Sullivan and Luke Keller, Dana professor in the Department of Physics and Astronomy, have begun to actively educate themselves on issues relating to diversity, equity and inclusion. They are currently taking part in a 10-month program on issues related to recruiting and retaining Black undergraduates for physics. 

In the summer of 2019, the National Science Foundation awarded Sullivan a grant that provides scholarships for high-performing students from low-income backgrounds who are committed to pursuing a degree in computer science, mathematics, physics or astronomy. In order to be considered, colleges must apply and create a unique set of programming for the students that they recruit. 

Sullivan and her team decided to focus their programming on building a community because it has been shown to build retention and improve students success. This grant has allowed the program to create the STEM residential learning community, have STEM seminars and award 14 students with scholarships up to $10,000 a year.

The action team has also decided it is important to change the freshman curriculum. Sullivan said the action team believes the current curriculum favors students with a stronger math background than others. Currently, students are required to take calculus within the first semester, but some are not prepared for it. 

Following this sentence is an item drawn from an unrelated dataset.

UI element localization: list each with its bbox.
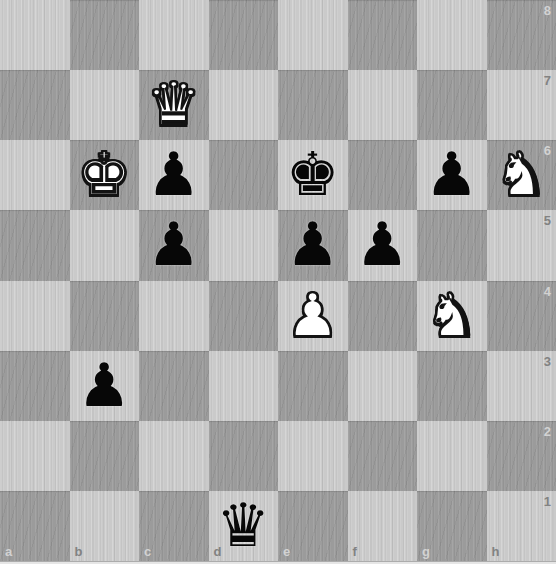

Throughout Spring 2021, the team plans to coordinate DEI discussions at faculty meetings, work with student organizations to create informative DEI poster displays for classrooms, have the faculty representatives and the department chair work with administration to hire a student advocate in Student Financial Services who will help students understand their financial aid opportunities and have the faculty initiate proactive mentoring for academic advising. 

“I’m happy to be getting more education as well as being a part of taking steps towards change,” Weil said.

Odumosu said she hopes that the department’s plan will encourage others to take similar steps. 

“Go for it,” Odumosu said. “All it needs is a few passionate people. We had a group smaller than 10. It makes a difference having those things written down and having a plan for the department.”